In a recent article on the A VC site, Fred Wilson talks about the challenges in using the telephone as a means to pitch a business to their venture team:

And it is so easy to say no over the phone. There's no real human connection. It's easy to pay half attention or less on the phone. It's easy to fake that you are listening when you are not.

In 2008, it was estimated that over 2.8 million people in the United States "considered home their primary place of business". With the increasing number of tools available for business collaboration, that number is only growing.

It all sounds great, but Fred's point above applies not only to the VC industry, but to all types of remote workers - you need to make an effort to actually see someone to build a professional relationship. Yes, you can stay in touch with telephone calls, emails, instant messaging, etc. but in order to truly understand (and appreciate) the person on the other end of the keyboard, it takes the effort to see them face to face.

Making Skype video calls, Apple's new FaceTime video chat, and other tools close this gap, but there's nothing better than investing the time to get out of your chair and meet someone.

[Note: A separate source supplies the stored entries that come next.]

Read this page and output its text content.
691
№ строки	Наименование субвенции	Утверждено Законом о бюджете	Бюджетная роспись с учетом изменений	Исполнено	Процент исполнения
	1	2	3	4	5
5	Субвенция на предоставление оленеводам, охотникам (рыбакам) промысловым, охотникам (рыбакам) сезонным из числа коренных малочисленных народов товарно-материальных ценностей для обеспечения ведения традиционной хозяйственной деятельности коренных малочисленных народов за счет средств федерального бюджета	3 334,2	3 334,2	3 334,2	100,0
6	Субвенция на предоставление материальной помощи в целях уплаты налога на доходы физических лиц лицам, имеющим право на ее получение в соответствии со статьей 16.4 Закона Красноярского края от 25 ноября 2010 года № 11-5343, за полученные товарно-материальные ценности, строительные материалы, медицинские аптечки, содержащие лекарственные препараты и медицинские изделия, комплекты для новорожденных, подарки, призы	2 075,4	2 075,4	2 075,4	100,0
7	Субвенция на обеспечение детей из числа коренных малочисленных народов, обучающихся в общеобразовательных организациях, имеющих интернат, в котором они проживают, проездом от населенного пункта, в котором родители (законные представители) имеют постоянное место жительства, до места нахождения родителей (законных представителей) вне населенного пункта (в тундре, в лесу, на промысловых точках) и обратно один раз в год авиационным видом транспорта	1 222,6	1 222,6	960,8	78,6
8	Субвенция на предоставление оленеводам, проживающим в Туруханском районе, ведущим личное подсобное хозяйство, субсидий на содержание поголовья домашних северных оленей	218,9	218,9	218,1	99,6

Why? Messages and meanings are misinterpreted in emails and instant messaging. Video calls are great, but they still don't get you that feeling of shaking someone's hand and experiencing the nuances during a face-to-face meeting.

Next time you have the chance, walk across the hall and talk with someone instead of sending them an email. Extend a quick chat over a cup of coffee with that special customer on the other side of the city. When given the opportunity, meet with that partner who is in another city/state/country.

The time invested in making the effort to meet them in person will pay more benefits than that email you are about to send.